We're looking for a Senior AI Infrastructure Engineer to join a group that specializes in Security and Networking, and specifically ML/AI, MLOps, and agentic AI development. As a Senior AI Infrastructure Engineer, youll build and maintain the infrastructure, tools and processes necessary to support the AI lifecycle in a production environment. You will collaborate closely with data scientists, software engineers, and security architects to ensure smooth development, deployment, evaluation, and optimization of AI pipelines, models, and agents. This role requires a balance of high-level engineering rigor and a collaborative spirit; youll be a technical anchor and a supportive peer for teams across the organization.
What youll be doing:
Architecting, developing and optimizing scalable infrastructure for deploying security and networking AI models and agents in production.

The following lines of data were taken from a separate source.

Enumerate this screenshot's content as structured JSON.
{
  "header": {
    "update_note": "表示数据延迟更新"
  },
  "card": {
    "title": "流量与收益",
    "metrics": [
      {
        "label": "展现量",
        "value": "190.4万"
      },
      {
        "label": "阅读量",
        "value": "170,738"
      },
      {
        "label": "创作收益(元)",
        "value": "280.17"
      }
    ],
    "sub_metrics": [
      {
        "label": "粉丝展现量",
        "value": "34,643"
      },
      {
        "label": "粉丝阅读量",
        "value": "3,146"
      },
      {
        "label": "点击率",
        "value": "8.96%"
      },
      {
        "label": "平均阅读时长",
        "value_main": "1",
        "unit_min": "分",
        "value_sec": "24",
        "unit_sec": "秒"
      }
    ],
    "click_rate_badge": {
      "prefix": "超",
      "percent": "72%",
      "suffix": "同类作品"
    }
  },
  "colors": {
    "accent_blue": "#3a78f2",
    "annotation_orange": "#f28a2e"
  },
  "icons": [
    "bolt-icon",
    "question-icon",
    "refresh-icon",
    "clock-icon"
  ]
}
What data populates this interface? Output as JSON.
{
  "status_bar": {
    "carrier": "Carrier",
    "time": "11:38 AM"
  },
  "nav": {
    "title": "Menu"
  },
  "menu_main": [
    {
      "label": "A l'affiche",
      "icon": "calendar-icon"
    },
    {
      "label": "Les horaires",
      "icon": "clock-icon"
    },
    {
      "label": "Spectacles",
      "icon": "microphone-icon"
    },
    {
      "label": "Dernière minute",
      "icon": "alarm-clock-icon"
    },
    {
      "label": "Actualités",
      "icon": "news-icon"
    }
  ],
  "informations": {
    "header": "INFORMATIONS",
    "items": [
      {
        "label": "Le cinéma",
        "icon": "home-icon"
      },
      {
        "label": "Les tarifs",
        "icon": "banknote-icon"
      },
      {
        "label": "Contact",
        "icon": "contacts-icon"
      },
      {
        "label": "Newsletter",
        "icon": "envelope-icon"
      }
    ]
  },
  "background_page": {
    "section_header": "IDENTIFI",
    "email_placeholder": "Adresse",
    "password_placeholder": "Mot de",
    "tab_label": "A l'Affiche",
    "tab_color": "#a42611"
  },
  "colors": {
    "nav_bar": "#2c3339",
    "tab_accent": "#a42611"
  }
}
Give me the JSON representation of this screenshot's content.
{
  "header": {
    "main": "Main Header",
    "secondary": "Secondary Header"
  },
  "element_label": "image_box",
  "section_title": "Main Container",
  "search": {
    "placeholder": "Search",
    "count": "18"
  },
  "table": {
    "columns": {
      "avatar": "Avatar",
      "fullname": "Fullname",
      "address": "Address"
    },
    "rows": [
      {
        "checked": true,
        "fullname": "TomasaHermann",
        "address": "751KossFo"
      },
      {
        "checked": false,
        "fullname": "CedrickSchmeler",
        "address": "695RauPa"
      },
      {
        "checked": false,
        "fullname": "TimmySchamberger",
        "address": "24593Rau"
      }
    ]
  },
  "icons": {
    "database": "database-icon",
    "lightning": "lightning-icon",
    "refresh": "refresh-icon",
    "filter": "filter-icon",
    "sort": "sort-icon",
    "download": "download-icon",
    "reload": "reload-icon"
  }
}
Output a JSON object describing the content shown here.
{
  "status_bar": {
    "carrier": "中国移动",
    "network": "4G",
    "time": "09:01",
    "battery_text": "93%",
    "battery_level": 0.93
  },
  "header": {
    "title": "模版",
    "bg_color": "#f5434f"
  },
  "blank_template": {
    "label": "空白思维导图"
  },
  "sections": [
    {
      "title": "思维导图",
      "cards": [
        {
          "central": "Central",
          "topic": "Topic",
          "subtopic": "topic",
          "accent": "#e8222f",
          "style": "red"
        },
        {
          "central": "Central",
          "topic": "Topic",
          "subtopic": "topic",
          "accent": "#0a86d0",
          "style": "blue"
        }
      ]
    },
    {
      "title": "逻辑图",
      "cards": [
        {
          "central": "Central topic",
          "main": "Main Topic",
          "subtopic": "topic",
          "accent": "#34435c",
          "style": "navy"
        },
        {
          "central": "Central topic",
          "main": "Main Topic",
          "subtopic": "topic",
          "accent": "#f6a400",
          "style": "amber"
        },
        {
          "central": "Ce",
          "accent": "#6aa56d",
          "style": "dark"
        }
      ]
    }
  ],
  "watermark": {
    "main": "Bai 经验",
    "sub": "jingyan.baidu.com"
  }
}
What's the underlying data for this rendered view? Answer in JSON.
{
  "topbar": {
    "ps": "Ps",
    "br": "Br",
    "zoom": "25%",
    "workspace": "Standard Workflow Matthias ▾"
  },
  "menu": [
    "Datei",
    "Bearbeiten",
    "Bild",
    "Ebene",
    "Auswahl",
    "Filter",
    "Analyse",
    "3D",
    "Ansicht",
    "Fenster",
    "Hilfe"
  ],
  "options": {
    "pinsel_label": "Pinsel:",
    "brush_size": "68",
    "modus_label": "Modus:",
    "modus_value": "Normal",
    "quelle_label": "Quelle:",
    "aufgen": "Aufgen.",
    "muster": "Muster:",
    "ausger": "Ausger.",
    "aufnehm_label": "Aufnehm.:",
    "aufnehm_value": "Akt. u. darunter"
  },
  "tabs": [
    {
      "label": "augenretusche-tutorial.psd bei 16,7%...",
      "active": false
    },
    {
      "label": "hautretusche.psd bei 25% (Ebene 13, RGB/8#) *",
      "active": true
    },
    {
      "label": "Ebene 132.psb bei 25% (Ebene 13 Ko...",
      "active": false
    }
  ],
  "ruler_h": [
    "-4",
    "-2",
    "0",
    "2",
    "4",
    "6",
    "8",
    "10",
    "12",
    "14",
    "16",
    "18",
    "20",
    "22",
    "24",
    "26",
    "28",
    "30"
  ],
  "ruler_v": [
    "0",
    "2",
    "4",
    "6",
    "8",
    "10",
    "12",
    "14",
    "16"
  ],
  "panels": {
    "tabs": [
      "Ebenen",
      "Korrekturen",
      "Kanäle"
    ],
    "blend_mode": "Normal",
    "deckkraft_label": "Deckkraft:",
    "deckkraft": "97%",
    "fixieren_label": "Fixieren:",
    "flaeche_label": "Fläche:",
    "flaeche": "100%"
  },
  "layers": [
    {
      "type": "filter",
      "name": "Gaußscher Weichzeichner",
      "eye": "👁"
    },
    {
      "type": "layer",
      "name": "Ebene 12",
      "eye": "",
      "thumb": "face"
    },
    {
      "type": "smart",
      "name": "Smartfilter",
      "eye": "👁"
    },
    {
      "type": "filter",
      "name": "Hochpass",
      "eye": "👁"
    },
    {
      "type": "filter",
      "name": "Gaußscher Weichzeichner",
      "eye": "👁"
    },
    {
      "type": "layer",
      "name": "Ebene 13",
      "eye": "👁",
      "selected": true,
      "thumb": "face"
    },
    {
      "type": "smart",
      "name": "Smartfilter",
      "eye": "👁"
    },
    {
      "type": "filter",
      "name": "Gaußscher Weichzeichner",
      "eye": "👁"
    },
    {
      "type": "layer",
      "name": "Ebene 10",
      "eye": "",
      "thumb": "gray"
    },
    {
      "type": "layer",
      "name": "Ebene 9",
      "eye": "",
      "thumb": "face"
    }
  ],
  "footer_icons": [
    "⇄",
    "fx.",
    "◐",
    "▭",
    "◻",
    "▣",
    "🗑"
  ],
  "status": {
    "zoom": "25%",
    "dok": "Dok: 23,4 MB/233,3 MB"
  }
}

Managing ML/agentic workflows to ensure performance, high availability, resource efficiency, and cost-effectiveness.
Designing and implementing pipelines and frameworks for AI training, inference, and experimentation.
Partnering with data scientists and security architects to operationalize AI agents, including packaging and integration with existing systems. This includes contributing to and reviewing code, design documents, and test plans.
Partnering with DevOps teams to integrate pipelines and workflows into CI/CD processes, ensuring reliable deployments and rollbacks.
Building proactive monitoring systems to identify issues in quality and infrastructure before they impact production.
Implementing access controls, authentication mechanisms, and encryption standards to keep our AI models and data secure.
Documenting guidelines and leading knowledge-sharing sessions to elevate the teams collective development expertise.
Requirements: What we need to see:
BSc/MSc in CS/CE or related field (or equivalent experience).
At least 8 years of experience in ML engineering with a track record of deploying LLMs and agents to production at scale (including distributed environments).
Proficiency in Python and/or C++, with a deep understanding of ML/AI frameworks.
Hands-on experience with microservices, container orchestration, and cloud platforms for large-scale training and inference workloads.
Knowledge of ML training and inference optimization techniques.
Understanding of build infrastructure and CI/CD tools and practices (e.g. GitLab, GitHub Actions, Jenkins)
Experience with teaching and mentoring.
You are a proactive owner who takes pride in your work but remains humble and approachable. You believe that "how" we build is just as important as "what" we build.
Excellent collaboration skills, with the ability to explain complex infra concepts to non-technical stakeholders clearly and kindly.
Ways to stand out from the crowd:
Experience deploying and optimizing generative models and multi-agent systems for performance.
Deep systems knowledge (Linux internals, network protocols, or high-performance computing).
A background in security research, including knowledge of firewalls, intrusion detection, or network architectures.
This position is open to all candidates.